In forecast verification, valid_time for the initialized data shall be matched with time for observations.

In [8]:

hindcast.get_initialized().coords

Out[8]:

Coordinates:
  * lead        (lead) int32 1 2 3 4 5 6 7 8 9 10
  * member      (member) int32 1 2 3 4 5 6 7 8 9 10
  * init        (init) object 1954-01-01 00:00:00 ... 2017-01-01 00:00:00
    valid_time  (lead, init) object 1955-01-01 00:00:00 ... 2027-01-01 00:00:00

In [9]:

hindcast.get_observations().coords

Out[9]:

Coordinates:
  * time     (time) object 1955-01-01 00:00:00 ... 2015-01-01 00:00:00

{py:meth}.PredictionEnsemble.plot shows all associated datasets (initialized, uninitialized if present, observations if present) if only climpred dimension (lead, init, member, time) are present, e.g. plot() does not work for lat, lon, model, ...

In [10]:

hindcast.plot()

Out[10]:

<AxesSubplot:xlabel='validity time', ylabel='SST'>

We'll also remove a quadratic trend so that it doesn't artificially boost our predictability. PredictionEnsemble.map(func) tries to apply/map a callable func to all associated datasets. Those calls do not raise errors such as ValueError, KeyError, DimensionError, but show respective warnings, which can be filtered away with warnings.filterwarnings("ignore").

In [11]:

from climpred.stats import rm_poly

hindcast.map(rm_poly, dim="init", deg=2).map(rm_poly, dim="time", deg=2)
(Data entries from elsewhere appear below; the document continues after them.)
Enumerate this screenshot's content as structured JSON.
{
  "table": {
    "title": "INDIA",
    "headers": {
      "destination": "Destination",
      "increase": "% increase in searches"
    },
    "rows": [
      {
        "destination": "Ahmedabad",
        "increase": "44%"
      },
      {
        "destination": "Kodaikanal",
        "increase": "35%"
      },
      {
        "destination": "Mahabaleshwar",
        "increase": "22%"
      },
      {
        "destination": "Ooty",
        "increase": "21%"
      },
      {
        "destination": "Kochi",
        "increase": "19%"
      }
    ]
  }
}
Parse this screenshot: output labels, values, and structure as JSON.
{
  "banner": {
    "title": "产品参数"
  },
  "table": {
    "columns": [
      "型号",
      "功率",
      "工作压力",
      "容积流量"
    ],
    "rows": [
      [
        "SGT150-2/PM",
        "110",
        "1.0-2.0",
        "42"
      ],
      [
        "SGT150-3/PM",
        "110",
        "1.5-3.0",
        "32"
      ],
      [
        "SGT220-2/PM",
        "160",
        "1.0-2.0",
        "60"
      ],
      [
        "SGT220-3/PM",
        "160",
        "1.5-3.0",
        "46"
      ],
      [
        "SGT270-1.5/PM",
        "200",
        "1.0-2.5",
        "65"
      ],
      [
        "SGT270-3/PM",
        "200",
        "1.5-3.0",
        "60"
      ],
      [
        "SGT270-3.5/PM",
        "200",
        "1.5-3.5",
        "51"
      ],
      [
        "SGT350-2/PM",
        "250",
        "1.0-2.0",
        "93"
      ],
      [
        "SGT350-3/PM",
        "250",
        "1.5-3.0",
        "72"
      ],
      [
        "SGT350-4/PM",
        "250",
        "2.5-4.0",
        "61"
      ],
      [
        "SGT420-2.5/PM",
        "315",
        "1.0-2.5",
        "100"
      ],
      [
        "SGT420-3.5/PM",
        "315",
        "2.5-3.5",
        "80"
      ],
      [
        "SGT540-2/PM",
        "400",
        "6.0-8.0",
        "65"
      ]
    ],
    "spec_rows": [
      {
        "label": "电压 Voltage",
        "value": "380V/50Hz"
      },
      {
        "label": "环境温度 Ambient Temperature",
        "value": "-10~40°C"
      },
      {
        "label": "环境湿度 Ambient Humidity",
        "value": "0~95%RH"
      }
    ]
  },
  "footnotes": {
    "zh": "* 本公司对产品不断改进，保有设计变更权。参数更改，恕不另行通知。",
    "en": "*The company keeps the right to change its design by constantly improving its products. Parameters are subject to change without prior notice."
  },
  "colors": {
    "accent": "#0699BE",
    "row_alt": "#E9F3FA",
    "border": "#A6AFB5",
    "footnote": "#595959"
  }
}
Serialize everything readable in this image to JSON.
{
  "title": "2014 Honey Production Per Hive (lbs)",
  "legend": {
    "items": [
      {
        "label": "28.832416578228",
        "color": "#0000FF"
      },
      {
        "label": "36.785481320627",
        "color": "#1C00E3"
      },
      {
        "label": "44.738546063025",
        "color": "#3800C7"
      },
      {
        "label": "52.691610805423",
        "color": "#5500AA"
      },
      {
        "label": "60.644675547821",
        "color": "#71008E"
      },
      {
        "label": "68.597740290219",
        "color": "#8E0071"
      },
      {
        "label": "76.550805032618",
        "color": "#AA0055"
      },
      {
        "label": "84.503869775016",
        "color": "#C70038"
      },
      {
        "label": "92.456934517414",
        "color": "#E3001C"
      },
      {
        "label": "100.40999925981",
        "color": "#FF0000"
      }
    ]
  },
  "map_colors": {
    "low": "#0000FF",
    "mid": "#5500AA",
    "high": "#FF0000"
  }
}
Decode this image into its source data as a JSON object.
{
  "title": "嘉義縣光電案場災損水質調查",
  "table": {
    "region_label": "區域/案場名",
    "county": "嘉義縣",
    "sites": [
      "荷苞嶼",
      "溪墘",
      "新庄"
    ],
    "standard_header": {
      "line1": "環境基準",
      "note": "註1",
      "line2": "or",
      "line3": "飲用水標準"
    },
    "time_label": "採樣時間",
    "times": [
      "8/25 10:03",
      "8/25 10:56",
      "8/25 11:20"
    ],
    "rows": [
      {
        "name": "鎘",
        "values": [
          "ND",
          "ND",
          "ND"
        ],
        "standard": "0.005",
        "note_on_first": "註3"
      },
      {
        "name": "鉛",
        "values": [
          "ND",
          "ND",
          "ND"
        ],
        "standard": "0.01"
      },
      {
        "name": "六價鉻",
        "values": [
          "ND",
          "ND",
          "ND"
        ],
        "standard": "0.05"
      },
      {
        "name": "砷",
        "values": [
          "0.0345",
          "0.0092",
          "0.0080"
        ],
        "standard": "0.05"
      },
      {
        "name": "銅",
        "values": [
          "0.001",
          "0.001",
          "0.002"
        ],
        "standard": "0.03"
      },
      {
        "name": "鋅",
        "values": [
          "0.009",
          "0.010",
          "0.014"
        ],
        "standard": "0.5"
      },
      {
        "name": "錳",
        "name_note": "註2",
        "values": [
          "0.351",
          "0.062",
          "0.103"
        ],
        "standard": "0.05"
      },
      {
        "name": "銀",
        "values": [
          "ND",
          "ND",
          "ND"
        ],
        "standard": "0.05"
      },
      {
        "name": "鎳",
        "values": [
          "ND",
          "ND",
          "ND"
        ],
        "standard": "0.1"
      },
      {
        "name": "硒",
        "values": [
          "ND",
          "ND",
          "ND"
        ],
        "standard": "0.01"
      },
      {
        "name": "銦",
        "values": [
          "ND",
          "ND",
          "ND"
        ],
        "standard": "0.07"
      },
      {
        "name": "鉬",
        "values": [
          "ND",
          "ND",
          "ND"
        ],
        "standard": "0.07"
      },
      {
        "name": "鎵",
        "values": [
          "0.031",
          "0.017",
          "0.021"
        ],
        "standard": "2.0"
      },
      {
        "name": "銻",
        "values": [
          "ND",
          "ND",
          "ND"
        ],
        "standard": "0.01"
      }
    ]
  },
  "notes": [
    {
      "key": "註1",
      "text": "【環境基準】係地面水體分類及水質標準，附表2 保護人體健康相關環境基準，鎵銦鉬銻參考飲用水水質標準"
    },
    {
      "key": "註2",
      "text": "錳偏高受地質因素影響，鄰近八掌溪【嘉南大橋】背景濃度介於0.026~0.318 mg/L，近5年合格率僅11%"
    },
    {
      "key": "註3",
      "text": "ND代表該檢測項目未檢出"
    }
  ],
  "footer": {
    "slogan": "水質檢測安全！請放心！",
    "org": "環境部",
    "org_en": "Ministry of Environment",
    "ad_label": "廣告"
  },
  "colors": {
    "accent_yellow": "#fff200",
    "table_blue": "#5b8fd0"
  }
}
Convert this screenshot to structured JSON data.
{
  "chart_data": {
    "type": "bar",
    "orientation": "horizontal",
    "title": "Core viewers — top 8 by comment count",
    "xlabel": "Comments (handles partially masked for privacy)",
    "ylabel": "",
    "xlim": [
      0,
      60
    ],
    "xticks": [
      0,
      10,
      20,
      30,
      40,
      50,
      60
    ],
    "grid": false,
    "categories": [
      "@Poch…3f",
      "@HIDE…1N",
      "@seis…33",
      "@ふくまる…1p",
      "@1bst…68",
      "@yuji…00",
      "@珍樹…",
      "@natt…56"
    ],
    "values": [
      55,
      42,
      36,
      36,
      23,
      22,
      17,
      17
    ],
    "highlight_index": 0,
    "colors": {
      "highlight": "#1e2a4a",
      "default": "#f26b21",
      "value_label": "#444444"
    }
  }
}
Alternatively, when supplying the kwargs dim="init_or_time", the matching dim is applied only and hence does not raise UserWarnings.

In [12]:

hindcast = hindcast.map(rm_poly, dim="init_or_time", deg=2)
hindcast.plot()

Out[12]:

<AxesSubplot:xlabel='validity time', ylabel='SST'>

Now we'll quickly calculate forecast with {py:meth}.HindcastEnsemble.verify. We require users to define metric, comparison, dim, and alignment. This ensures that climpred isn't treated like a black box -- there are no "defaults" to the prediction analysis framework. You can choose from a variety of possible metrics by entering their associated strings. comparisons strategies vary for hindcast and perfect model systems. Here we chose to compare the ensemble mean to observations ("e2o"). We reduce this operation over the initialization dimension. Lastly, we choose the "same_verif" alignment, which uses the same set of verification dates across all leads, see alignment strategies.

In [13]:

result = hindcast.verify(
    metric="rmse", comparison="e2o", dim="init", alignment="same_verif",
)
result

In [14]:

plt.rcParams["lines.linewidth"] = 3
plt.rcParams["lines.markersize"] = 10
plt.rcParams["lines.marker"] = "o"
plt.rcParams["figure.figsize"] = (8, 3)

In [15]:

result.SST.plot()
plt.title("Global Mean SST Predictability")
plt.ylabel("Anomaly \n Correlation Coefficient")
plt.xlabel("Lead Year")
plt.show()

We can also check the association of forecasts and observations with the anomaly correlation coefficient metric="acc" {py:func}.climpred.metrics._pearson_r against multiple reference forecasts. Choose reference from ["climatology","persistence","uninitialized"].

In [16]:

result = hindcast.verify(
    metric="acc",
    comparison="e2o",
    dim="init",
    alignment="same_verif",
    reference=["persistence", "climatology"],
)

In [17]:

result.SST.plot(hue="skill")
plt.title("Global Mean SST Forecast Error")
plt.ylabel("ACC")
plt.xlabel("Lead Year")
plt.show()